Louis XIV of France was a renowned patron of the arts. He provided extravagant royal funds for theater, architecture, dance, and music. Artists who won his favor lived very well. Those without royal connections, though, found it hard to get anywhere. Legal barriers often stood in their way.
The Reading Room
The Politics of Music under Louis XIV
Jean-Baptiste Lully, the most famous French composer of the late seventeenth century, knew how to gain and take advantage of the king’s good will. For years, he held a royal monopoly on the production of operas. His music is still admired today, but we have to wonder what promising composers’ work we don’t have because of the kingdom’s restrictive policies.
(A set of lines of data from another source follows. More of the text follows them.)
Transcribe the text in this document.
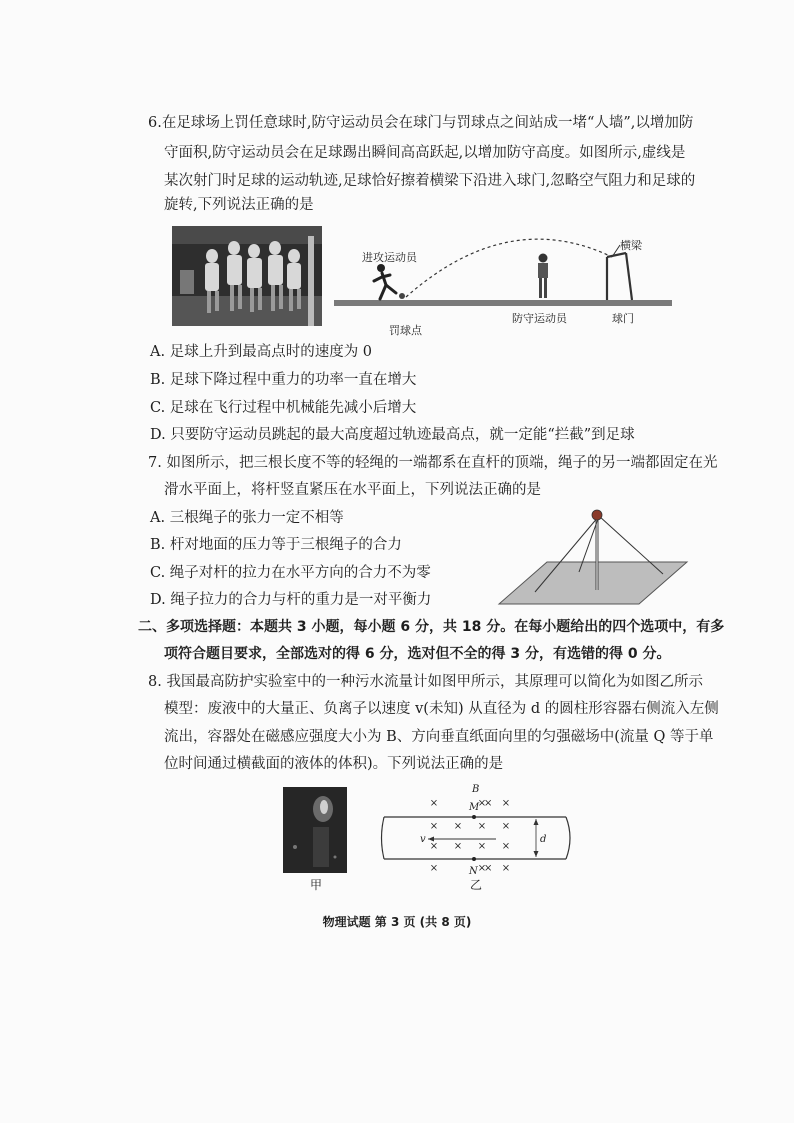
6.在足球场上罚任意球时,防守运动员会在球门与罚球点之间站成一堵“人墙”,以增加防
守面积,防守运动员会在足球踢出瞬间高高跃起,以增加防守高度。如图所示,虚线是
某次射门时足球的运动轨迹,足球恰好擦着横梁下沿进入球门,忽略空气阻力和足球的
旋转,下列说法正确的是
进攻运动员
横梁
罚球点
防守运动员	球门
A. 足球上升到最高点时的速度为 0
B. 足球下降过程中重力的功率一直在增大
C. 足球在飞行过程中机械能先减小后增大
D. 只要防守运动员跳起的最大高度超过轨迹最高点，就一定能“拦截”到足球
7. 如图所示，把三根长度不等的轻绳的一端都系在直杆的顶端，绳子的另一端都固定在光
滑水平面上，将杆竖直紧压在水平面上，下列说法正确的是
A. 三根绳子的张力一定不相等
B. 杆对地面的压力等于三根绳子的合力
C. 绳子对杆的拉力在水平方向的合力不为零
D. 绳子拉力的合力与杆的重力是一对平衡力
二、多项选择题：本题共 3 小题，每小题 6 分，共 18 分。在每小题给出的四个选项中，有多
项符合题目要求，全部选对的得 6 分，选对但不全的得 3 分，有选错的得 0 分。
8. 我国最高防护实验室中的一种污水流量计如图甲所示，其原理可以简化为如图乙所示
模型：废液中的大量正、负离子以速度 v(未知) 从直径为 d 的圆柱形容器右侧流入左侧
流出，容器处在磁感应强度大小为 B、方向垂直纸面向里的匀强磁场中(流量 Q 等于单
位时间通过横截面的液体的体积)。下列说法正确的是
甲
×	× ×
× × × ×
× × × ×
×	× ×
×
×
B
M
N
v	d
乙
物理试题 第 3 页 (共 8 页)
Born Giovanni Battista Lulli, Lully was an Italian immigrant who made the French king’s acquaintance through the royal ballet. He became a French citizen and changed his name to the French form. Donald Jay Grout, in A Short HIstory of Opera, writes that “a combination of musical talent, ruthlessness, commercial shrewdness, and obsequious manners assured him a brilliant career under the patronage of Louis XIV.” In 1662 he became the music master for the royal family.
Louis set up “academies” — guilds, in effect — that established acceptable artistic styles and controlled who could practice the arts. In 1669, Pierre Perrin obtained a twelve-year privilege to create and direct the Academie de l’Opéra, enabling the first French-language operas. Later, Perrin fell on hard times and landed in a debtors’ prison. Lully abruptly reversed his previous disdain for French-language opera and got the directorship of the organization, now the Académie Royale de Musique, in 1672. He was granted a monopoly on opera productions in France. Works by others were performed, but only when he didn’t consider them a threat to his status.
Operas of the seventeenth century were grand spectacles that paid little attention to plot and characterization. Their target audience was the king. Each of Lully’s operas began with a prologue glorifying Louis. As long as they pleased the king, they were guaranteed success.
Before gaining authority over the Académie, Lully collaborated with Molière on several plays, providing incidental music for them. The best-remembered of these plays is Le Bourgeois Gentilhomme, which portrays a merchant aspiring to noble rank. We might see a bit of Lully’s character reflected in the protagonist.
Lully had a reputation as a ruthless music director. He was said to have assaulted performers when they played badly and even to have broken their instruments.
The manner death might be considered appropriate to his character. In January 1687, he was conducting a piece he wrote celebrating the king’s recovery from an illness. His custom was to conduct the musicians with a heavy staff, letting them hear the beat as well as seeing it. He struck his foot with the staff, and it got infected. He declined treatment and died in March.
While other composers, such as Handel and C.P.E. Bach, benefited greatly from royal favor, Lully was unique among major composers in basing his entire career on his ties to a powerful ruler. Exceptionally creative musicians have rarely been comfortable with lifelong ties to one patron. In some instances, such as Shostakovich and Stalin, such a relationship was perilous.
Admirers of early Baroque music hold Lully in high regard. He established a French style of opera independent of its Italian predecessors. Ballet formed an important part of it, a tradition that French operas maintained through the nineteenth century. At the same time, his power prevented any other contemporary French composers from achieving fame. Until Rameau became well known in the 1720s, no other French Baroque composers gained a reputation among the masters, while numerous important composers arose in Italy and Germany.